But handle I must. Many readings and events for my new book A Lucent Fire: New and Selected Poems, starting with Women Writers in Bloom Poetry Salon on September 20. Cheryl Boyce-Taylor has asked me to feature at The Glitter Pomegranate new space at the Bedford Y with Gregory Pardlo and Lynne Procope on the 25th.
During that time I will be finishing up The Future Imagined Differently issue of About Place Journal. It is going to have interesting art, writing, music–it will go live the first week of October.
And starting on October 25, WORDS SUNDAY returns to Calabar Imports Bed-Stuy on Tompkins Avenue which is becoming a nice place to walk about –new bars, restaurants,boutiques, but I miss Mr. Jimmy’s wonderful old fashioned variety store which was hijacked by developers. Indeed, there has been a lot of developers hijacking of space and time and beauty in this neighborhood-the “new builds” are uniformly boring, bland, sad and they all charge too much. The mostly young White people who give away considerable chunks of change for these boring, bland buildings are not hipsters or particularly hip they just look sort of generic as a White guy I heard describe a White woman on the train the other day. I was surprised. But its 2015 and the ways in which things shape shift are definitely on the unexpected side. First up: JP Howard and Nicole Callihan.

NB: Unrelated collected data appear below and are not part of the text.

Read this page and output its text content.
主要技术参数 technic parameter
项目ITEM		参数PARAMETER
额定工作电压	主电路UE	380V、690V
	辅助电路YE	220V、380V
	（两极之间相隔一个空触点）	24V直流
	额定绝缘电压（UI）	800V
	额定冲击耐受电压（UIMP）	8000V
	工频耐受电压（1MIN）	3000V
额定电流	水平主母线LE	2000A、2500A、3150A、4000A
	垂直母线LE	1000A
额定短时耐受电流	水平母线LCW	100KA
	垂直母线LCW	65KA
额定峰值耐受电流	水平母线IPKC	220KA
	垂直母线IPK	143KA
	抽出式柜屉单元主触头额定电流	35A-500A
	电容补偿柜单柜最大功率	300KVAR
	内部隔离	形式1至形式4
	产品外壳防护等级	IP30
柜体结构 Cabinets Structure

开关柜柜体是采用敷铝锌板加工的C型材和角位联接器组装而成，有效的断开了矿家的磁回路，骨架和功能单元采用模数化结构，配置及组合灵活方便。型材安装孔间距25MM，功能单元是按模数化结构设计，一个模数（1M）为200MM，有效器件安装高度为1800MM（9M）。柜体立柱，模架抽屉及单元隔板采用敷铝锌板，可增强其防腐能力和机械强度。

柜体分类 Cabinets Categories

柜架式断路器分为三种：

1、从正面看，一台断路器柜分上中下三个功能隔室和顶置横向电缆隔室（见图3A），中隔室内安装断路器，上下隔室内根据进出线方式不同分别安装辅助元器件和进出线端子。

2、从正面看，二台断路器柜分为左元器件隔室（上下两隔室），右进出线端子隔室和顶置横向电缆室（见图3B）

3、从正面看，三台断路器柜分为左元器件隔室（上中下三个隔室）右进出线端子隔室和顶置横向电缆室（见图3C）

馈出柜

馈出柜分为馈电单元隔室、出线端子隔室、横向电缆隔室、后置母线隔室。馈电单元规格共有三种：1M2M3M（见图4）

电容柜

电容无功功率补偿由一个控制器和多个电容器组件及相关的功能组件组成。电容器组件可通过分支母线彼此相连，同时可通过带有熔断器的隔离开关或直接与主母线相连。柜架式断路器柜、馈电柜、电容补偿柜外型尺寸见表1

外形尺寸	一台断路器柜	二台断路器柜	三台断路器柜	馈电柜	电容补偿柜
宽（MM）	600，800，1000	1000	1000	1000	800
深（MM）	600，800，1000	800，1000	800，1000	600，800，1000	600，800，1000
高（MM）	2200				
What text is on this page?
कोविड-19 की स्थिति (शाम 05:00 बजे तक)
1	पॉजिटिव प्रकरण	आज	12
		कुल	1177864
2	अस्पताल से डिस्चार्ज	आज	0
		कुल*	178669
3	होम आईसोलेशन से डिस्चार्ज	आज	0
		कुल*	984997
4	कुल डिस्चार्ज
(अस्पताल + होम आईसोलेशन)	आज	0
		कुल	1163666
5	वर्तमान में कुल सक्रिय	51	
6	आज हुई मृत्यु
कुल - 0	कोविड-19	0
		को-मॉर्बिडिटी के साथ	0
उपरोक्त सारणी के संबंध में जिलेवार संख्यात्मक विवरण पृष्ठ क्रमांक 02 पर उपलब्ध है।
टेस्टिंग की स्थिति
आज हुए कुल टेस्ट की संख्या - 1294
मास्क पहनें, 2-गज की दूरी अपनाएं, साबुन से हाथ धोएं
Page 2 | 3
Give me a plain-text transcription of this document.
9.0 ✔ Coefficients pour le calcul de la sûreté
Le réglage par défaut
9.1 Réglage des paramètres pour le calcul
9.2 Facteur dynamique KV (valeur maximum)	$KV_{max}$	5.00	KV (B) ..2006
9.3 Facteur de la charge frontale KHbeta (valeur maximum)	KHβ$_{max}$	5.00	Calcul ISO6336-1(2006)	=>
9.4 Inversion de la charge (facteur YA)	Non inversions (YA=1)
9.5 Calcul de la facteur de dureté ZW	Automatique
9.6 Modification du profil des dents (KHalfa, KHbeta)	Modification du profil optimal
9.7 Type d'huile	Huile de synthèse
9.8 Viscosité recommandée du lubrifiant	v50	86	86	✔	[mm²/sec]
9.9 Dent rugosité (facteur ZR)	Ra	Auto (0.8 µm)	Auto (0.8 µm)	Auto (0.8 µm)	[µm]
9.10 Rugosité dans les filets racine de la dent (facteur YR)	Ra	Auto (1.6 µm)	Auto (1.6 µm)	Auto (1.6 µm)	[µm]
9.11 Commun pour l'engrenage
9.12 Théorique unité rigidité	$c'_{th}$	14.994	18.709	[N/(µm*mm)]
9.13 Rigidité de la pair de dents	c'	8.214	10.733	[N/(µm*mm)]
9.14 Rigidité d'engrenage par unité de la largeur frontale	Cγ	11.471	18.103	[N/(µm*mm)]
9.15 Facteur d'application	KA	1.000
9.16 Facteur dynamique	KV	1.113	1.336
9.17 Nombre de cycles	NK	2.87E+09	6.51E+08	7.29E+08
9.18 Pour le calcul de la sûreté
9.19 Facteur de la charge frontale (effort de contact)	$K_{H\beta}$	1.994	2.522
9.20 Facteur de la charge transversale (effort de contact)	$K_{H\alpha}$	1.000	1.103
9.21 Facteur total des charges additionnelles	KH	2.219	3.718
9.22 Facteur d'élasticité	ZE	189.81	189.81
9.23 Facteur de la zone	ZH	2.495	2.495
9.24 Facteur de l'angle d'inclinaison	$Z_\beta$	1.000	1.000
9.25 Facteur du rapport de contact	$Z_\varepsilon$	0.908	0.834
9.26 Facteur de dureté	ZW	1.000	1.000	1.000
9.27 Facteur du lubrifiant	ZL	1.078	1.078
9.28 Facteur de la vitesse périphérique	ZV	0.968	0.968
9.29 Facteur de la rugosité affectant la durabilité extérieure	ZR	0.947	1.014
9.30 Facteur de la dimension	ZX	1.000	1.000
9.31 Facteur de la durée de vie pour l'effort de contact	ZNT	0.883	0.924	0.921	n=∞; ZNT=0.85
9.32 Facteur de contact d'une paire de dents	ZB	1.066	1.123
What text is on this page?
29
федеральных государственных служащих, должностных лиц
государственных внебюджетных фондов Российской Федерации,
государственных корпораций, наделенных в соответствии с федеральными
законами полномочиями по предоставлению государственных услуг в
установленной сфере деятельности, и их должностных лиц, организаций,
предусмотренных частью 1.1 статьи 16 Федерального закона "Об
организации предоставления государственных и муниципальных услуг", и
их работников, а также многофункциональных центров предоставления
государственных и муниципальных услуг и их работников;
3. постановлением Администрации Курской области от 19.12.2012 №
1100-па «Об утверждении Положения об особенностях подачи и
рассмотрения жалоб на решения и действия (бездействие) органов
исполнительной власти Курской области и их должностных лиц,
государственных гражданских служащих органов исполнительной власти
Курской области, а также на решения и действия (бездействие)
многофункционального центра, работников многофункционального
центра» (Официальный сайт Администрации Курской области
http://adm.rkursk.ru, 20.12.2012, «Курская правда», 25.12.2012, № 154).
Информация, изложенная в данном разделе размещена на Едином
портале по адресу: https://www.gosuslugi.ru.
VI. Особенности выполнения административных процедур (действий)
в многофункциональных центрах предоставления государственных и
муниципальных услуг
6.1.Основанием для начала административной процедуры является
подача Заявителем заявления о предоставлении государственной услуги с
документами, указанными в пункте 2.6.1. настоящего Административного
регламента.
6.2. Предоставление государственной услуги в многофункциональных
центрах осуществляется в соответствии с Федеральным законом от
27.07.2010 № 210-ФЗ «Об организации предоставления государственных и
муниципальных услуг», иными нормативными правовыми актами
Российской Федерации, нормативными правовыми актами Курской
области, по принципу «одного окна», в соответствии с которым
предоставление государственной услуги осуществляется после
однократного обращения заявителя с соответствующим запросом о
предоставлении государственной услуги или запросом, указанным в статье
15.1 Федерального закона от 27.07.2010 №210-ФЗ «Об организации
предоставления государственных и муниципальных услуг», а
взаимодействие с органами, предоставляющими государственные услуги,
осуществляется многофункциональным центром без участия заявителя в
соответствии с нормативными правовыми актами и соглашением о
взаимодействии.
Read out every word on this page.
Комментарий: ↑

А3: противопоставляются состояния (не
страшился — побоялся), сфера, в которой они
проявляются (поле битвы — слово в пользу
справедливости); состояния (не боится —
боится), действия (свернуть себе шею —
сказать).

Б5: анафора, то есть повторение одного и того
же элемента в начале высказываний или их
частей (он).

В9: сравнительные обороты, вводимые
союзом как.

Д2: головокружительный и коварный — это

WORDS SUNDAY has presented in Bed-Stuy: Pulitzer Prize winning poet Gregory Pardlo; brilliant poet/performers: Janice Lowe, Alexis DeVeaux and Tai Allen. Plus poets: Rachel Levitsky, Michael H. Broder, Terence Degnan, Soraya Shalforoosh; Ekere Talle, Jason Schneiderman, Jacqueline Jones LaMon, Robin Messing, Renato Rosaldo, LaToya Jordan, R. Erica Doyle, Alan Felsensthal, Jacqueline Johnson and Janet Kaplan. I love that all of them either currently do or have lived/worked in Brooklyn.
I hope to see all kinds of great people at events I participate in or curate–It is a blessing to make work that people want to read and hear.
And I am deeply pleased to have my work in the great mix of work that is out now. White Pine Press has done a great job with my book and Sandra Payne’s art work sets the tone.